I know that this should come easy as adding fans is one of the basics of modding, but instruction as to how to make circles and cut them seems to be lacking (at least from Modders-Inc). I thought that I would write up a guide.
There are two parts to modding: planning and execution. You are only as good as your weakest link, and in this two-linked chain that old adage is especially true. Even if you are a master of the scroll saw, a misguided cut can mean disaster. Conversely, if you draw up the best plan in the world and mess it up beyond all recognition, equal disaster will result.
Anyway, on to the guide.
First: TapeTapeTape! Use blue tape if you plan on leaving it on for more than a day or so. If you're using a scroll saw you'll also want to drill out the rivets to detach the panel that you're cutting into. Only tape painted sides and if youplan on repainting then tape shouldn't be necessary. I didn't tape in my example because I needed to repaint. This is why you want to tape:
All those little specks are evil paint-scratching metal shavings.
Second you want to get your location determined and your screw holes marked out. Get yourself an average-quality pen with a removable center. You can't use a really nice one because the ink resevoire is too thick to fit through the hole, and the resevoire detaches from the ball part of really cheap ones. Here's a pic of the three varieties in descending cheapness:
You want the one in the middle.
Next, place your fan exactly where you want it. Shove the pen core inside the holes and wiggle.
Then, find the distance between the holes diagonally.
Here the distance is 4". I remarked the holes with sharpie for this guide because the pen marks weren't showing up on the camera, but the ball-point is more accurate so in real life I would just leave it in pen.

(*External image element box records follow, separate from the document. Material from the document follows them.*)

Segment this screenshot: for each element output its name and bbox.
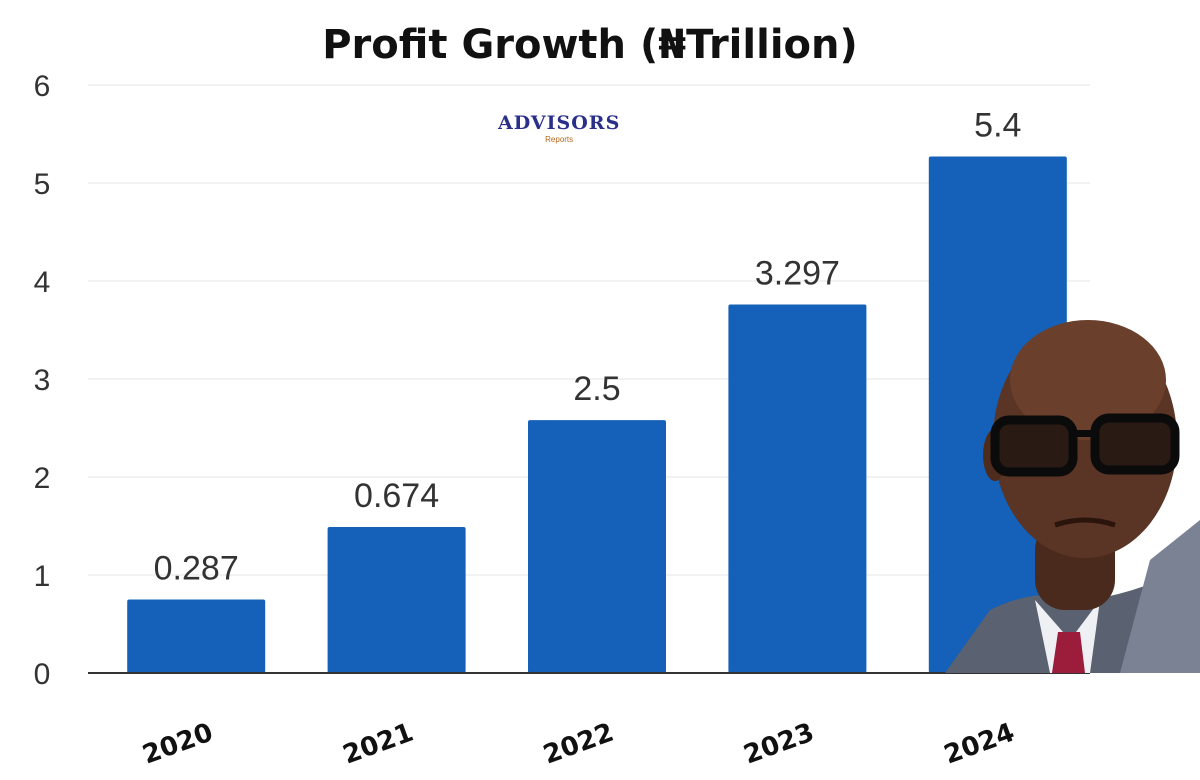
data-label: 5.4 xyxy=(974,107,1021,145)
bar-2021 xyxy=(327,526,466,673)
data-label: 0.674 xyxy=(354,477,439,515)
x-tick-label: 2020 xyxy=(139,718,217,771)
data-label: 0.287 xyxy=(154,550,239,588)
y-tick-label: 6 xyxy=(34,70,51,103)
data-label: 2.5 xyxy=(573,370,620,408)
bar-2020 xyxy=(127,599,266,673)
y-tick-label: 1 xyxy=(34,560,51,593)
x-tick-label: 2021 xyxy=(339,718,417,771)
watermark-main: ADVISORS xyxy=(498,112,621,134)
bar-2022 xyxy=(528,420,666,673)
x-tick-label: 2024 xyxy=(940,718,1018,771)
y-tick-label: 5 xyxy=(34,168,51,201)
y-tick-label: 2 xyxy=(34,462,51,495)
watermark-sub: Reports xyxy=(545,135,574,144)
x-tick-label: 2022 xyxy=(540,718,618,771)
watermark-logo: ADVISORS Reports xyxy=(498,112,620,144)
bar-2024 xyxy=(928,156,1067,674)
data-label: 3.297 xyxy=(755,255,840,293)
y-tick-label: 0 xyxy=(34,658,51,691)
bar-2023 xyxy=(728,304,867,673)
x-tick-label: 2023 xyxy=(740,718,818,771)
y-tick-label: 3 xyxy=(34,364,51,397)
y-tick-label: 4 xyxy=(34,266,51,299)
chart-title: Profit Growth (₦Trillion) xyxy=(322,22,858,68)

Find the bisector of that length (2" and transfer it to your compass.
Now, find your Centaur!
Using a screw hole as your axes, rotate your way through the center. Then do this from each screw mark. The marks should all come together around the center. This is your center (or centaur).
Now, before you make the final circle, we need to take a slight pause to learn another important saying: Perfection before Convention! The computer industry is littered with naming convention misnomers. For instance, 5.25" drives are 5.75", and 3.5" drives are 4". Always measure twice, never assume. The circular part of an 80mm fan is typically 76mm in diameter, so our radius is 38mm.
Drawing the circle:
These pics clarify what I was talking about with finding your centaur.
When making the cut, make sure that you use a sharp blade, especially when cutting steel as I am doing today. Also, make sure that the blade is lubricated. I prefer regular unsalted butter for lubrication as it stays on longer than oil, but find what works for you. It is difficult to keep the balance between pushing and turning. Obviously, the center of your circle is the axes of your cut, so you can put your thumb in the center of your circle and rotate your workpiece around it. When drilling the hole to feed the blade through, keep it as close to the edge of your cut as possible without going outside the line. Before you start cutting, decide whether you're going to cut on the inside or the outside of the line. It is very important to stay consistent. I like to try to cut the inside of the line, so if I accidentally cut outside the line I can go back around and cut the outside of the line.
On this particular cut I learned the perfection before convention part, so I cut it too big and don't want to mess you guys up, so no pics. I did make another cut just like this one directly below it, and on this one I used all of my skills.
Kazow! Perfect! Never waste your money on grilles again!
Don't expect your first one to be perfect, and filing of some sort is almost always necessary.
I hope that this helps some people, because when I first started I had no idea how to place and cut a blowhole. If anyone has anything to add or think that I forgot something let me know and I'll change it.